L’avis des partis politiques
Hussein Aboul-Atta, président du Parti des Egyptiens libres, affirme que son parti soutient la liste proportionnelle inconditionnelle, qui permet la représentation de tous les partis au sein des parlements, surtout les petits partis qui n’ont pas les moyens financiers de lancer de grandes campagnes électorales. « Or, l’adoption de ce système nécessite de modifier certains articles de la Constitution, ce qui est difficile à l’heure actuelle », indique Aboul-Atta, appelant à la modification des circonscriptions électorales dans les gouvernorats en fonction du nombre de la population de chaque gouvernorat. Le parti du Néo-Wafd et le parti salafiste d’Al-Nour soutiennent aussi la liste proportionnelle, comme l’ont affirmé leurs représentants. Un système qui n’est pas exclu, selon Mohamad Abdel-Ghani, rapporteur du comité sur l’exercice des droits politiques et la représentation parlementaire dans le Dialogue national, qui a affirmé que tous les constitutionnalistes ont confirmé qu’il n’y avait pas d’obstacle constitutionnel à la tenue d’élections législatives selon le système de liste proportionnelle, même en présence des quotas. « Tous les Egyptiens s’attendent à un système électoral qui assure la présence de leurs représentants et l’équilibre des trois pouvoirs. Ce qui implique de parvenir à un consensus sur ce sujet crucial », a exhorté Abdel-Ghani.
En revanche, 42 partis estiment que le système des listes fermées actuellement en vigueur est le plus adéquat et le plus représentatif des partis politiques. Ils pensent que la liste proportionnelle fragmente les voix. Achraf Rachad notamment, vice-président du parti majoritaire au parlement, Mostaqbal Watan, estime que la liste fermée est conforme aux droits constitutionnels stipulés dans la Constitution sur les quotas des femmes, des jeunes et des coptes, alors que le scrutin uninominal soutient les efforts de services nécessaires à une très grande partie des Egyptiens.
En ce qui concerne la proposition de combiner le système de liste absolue, de liste individuelle et de liste proportionnelle, Rachad s’est demandé si l’électeur égyptien est en mesure de voter trois cartes. « Le plus important est de faciliter le processus électoral. Un tel système fera que le dépouillement prendra au moins deux à trois jours, alors qu’auparavant, les résultats étaient annoncés le même jour. Et c’est impossible de demander aux électeurs de voter trois listes », affirme-t-il.
La controverse est donc toujours là. Diaa Rashwan, coordinateur général du Dialogue national, a décidé de donner une semaine aux partis pour envoyer le reste de leurs propositions sous forme de projets de loi au secrétariat technique du Dialogue national et pour s’accorder sur le mode de scrutin le plus approprié.

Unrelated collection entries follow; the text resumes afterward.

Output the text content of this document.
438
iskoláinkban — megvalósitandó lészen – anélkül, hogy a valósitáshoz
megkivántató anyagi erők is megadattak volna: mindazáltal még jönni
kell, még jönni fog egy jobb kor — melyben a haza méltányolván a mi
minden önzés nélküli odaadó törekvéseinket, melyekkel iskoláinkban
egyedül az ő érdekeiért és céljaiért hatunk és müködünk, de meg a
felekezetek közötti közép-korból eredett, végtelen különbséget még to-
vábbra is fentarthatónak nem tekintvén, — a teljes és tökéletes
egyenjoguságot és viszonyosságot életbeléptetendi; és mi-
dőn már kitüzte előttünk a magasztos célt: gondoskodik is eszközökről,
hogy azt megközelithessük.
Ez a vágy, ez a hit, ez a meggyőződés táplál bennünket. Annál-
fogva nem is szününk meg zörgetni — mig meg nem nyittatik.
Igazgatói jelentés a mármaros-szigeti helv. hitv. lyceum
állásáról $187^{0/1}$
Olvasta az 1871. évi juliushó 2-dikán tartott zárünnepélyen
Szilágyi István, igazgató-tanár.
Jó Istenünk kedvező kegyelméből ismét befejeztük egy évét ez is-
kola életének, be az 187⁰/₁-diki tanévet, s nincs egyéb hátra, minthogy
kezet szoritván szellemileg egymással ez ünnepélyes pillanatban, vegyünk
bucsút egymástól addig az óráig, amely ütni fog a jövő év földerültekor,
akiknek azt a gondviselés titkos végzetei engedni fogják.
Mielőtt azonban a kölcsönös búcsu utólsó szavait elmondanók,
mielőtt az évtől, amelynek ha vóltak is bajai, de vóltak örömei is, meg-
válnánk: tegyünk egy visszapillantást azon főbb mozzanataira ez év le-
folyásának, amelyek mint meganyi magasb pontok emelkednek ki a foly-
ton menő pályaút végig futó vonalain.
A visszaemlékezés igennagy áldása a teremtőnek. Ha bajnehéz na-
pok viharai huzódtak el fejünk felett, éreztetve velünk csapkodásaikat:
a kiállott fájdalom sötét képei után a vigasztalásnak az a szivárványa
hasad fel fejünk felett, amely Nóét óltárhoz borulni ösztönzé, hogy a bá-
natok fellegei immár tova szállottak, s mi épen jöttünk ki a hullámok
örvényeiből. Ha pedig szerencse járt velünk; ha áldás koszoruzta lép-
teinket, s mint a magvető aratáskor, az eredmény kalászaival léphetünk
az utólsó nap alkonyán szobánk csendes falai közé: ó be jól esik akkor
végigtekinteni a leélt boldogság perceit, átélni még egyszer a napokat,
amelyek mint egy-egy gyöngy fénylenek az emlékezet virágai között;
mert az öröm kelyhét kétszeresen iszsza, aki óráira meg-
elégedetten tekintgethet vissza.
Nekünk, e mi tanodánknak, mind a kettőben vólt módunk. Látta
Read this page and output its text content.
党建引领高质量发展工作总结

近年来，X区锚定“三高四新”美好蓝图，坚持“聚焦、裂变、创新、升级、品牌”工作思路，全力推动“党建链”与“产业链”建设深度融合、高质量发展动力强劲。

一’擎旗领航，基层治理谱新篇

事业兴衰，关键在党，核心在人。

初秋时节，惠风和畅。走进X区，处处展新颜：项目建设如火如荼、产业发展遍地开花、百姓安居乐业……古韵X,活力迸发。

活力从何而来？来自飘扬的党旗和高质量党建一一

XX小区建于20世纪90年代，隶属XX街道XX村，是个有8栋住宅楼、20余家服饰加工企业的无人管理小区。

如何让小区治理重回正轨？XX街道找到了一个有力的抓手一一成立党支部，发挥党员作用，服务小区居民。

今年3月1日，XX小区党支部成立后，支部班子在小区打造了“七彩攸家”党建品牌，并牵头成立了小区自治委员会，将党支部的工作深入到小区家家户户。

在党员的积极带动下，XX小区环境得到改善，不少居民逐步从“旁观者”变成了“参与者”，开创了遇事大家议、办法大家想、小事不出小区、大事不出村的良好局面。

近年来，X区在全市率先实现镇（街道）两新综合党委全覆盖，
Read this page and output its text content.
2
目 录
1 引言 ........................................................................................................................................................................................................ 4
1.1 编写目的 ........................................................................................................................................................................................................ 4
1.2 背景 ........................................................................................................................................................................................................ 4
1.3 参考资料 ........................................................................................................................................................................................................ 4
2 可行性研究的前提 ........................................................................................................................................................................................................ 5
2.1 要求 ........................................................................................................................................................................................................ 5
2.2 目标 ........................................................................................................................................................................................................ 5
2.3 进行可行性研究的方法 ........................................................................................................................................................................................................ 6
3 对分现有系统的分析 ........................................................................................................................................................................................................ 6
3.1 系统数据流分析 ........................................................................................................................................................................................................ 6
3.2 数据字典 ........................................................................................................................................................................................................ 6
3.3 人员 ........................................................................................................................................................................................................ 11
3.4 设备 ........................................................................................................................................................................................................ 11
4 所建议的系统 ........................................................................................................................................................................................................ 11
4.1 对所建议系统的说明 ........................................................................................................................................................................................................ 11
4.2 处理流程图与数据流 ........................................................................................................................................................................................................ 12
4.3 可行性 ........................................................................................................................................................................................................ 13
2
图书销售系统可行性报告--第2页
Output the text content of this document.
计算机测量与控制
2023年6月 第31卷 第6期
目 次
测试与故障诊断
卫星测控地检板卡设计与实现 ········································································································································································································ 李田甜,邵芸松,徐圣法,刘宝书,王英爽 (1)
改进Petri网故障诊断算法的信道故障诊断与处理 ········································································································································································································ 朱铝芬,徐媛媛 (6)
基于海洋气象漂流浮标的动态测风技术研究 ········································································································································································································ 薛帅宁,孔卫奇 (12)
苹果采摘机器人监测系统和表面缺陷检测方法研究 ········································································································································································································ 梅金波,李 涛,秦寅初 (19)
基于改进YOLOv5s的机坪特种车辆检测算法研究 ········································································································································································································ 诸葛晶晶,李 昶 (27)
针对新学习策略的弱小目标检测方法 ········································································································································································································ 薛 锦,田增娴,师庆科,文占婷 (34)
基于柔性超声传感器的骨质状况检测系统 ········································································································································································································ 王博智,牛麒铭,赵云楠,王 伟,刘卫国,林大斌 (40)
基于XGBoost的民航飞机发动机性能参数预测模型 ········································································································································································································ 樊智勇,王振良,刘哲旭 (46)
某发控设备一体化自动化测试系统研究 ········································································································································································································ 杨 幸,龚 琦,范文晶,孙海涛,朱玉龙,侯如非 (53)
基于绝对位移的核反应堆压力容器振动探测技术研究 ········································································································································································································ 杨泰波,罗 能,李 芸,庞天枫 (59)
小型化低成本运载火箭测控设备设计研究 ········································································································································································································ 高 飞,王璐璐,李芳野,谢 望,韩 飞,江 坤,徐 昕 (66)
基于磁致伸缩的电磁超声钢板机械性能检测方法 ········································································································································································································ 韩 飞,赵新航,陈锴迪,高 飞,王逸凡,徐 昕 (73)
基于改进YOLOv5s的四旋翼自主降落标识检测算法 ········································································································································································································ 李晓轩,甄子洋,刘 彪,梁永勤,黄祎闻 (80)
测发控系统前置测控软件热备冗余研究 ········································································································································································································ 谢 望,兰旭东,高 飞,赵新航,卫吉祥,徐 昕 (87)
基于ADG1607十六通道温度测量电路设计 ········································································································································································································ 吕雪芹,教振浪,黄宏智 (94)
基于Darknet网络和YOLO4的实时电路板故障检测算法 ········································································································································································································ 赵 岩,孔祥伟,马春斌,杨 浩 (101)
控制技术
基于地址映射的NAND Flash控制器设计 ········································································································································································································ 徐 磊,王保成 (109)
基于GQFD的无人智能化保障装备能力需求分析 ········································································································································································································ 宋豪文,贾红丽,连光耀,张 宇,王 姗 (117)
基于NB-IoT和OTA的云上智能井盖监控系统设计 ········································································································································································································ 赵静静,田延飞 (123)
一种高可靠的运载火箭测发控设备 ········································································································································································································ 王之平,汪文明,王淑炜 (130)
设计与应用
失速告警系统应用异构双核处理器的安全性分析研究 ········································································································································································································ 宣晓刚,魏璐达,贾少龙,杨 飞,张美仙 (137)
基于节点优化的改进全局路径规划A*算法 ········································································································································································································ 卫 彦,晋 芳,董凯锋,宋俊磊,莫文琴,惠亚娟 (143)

Consensus sur la lutte contre la discrimination
Le comité des droits de l’homme et des libertés publiques a tenu une autre séance sur l’élimination de toutes les formes de discrimination. A ce sujet, se trouve un large consensus sur le fait que le respect de l’être humain est l’un des piliers du système politique. La session a souligné les droits des citoyens à l’accès au logement et aux soins, ainsi que leur droit de ne pas être soumis à des agressions physiques ou psychologiques. Les participants ont surtout mis en relief l’importance de l’élaboration d’un projet de loi sur la création d’un commissariat de prévention de la discrimination entre les citoyens. Un organe qui serait indépendant. D’ailleurs, les participants ont appelé à revoir toutes les lois relatives à la lutte contre la discrimination et à adopter un programme national de suivi de toutes les formes de discrimination. Des revendications qui constituent une échéance constitutionnelle en vertu de l’article 53 de la Constitution de 2014 et qui verra prochainement le jour comme a annoncé le député Tareq Radwan, président de la commission des droits de l’homme au Conseil des députés. « Le Conseil des députés étudie actuellement un projet de loi sur la prévention de la discrimination. Le parlement va aussi réviser les lois sur les violences familiales, la loi sur le statut personnel, sur la nationalité et sur le travail pour vérifier qu’il n’existe aucune discrimination », a indiqué Radwan.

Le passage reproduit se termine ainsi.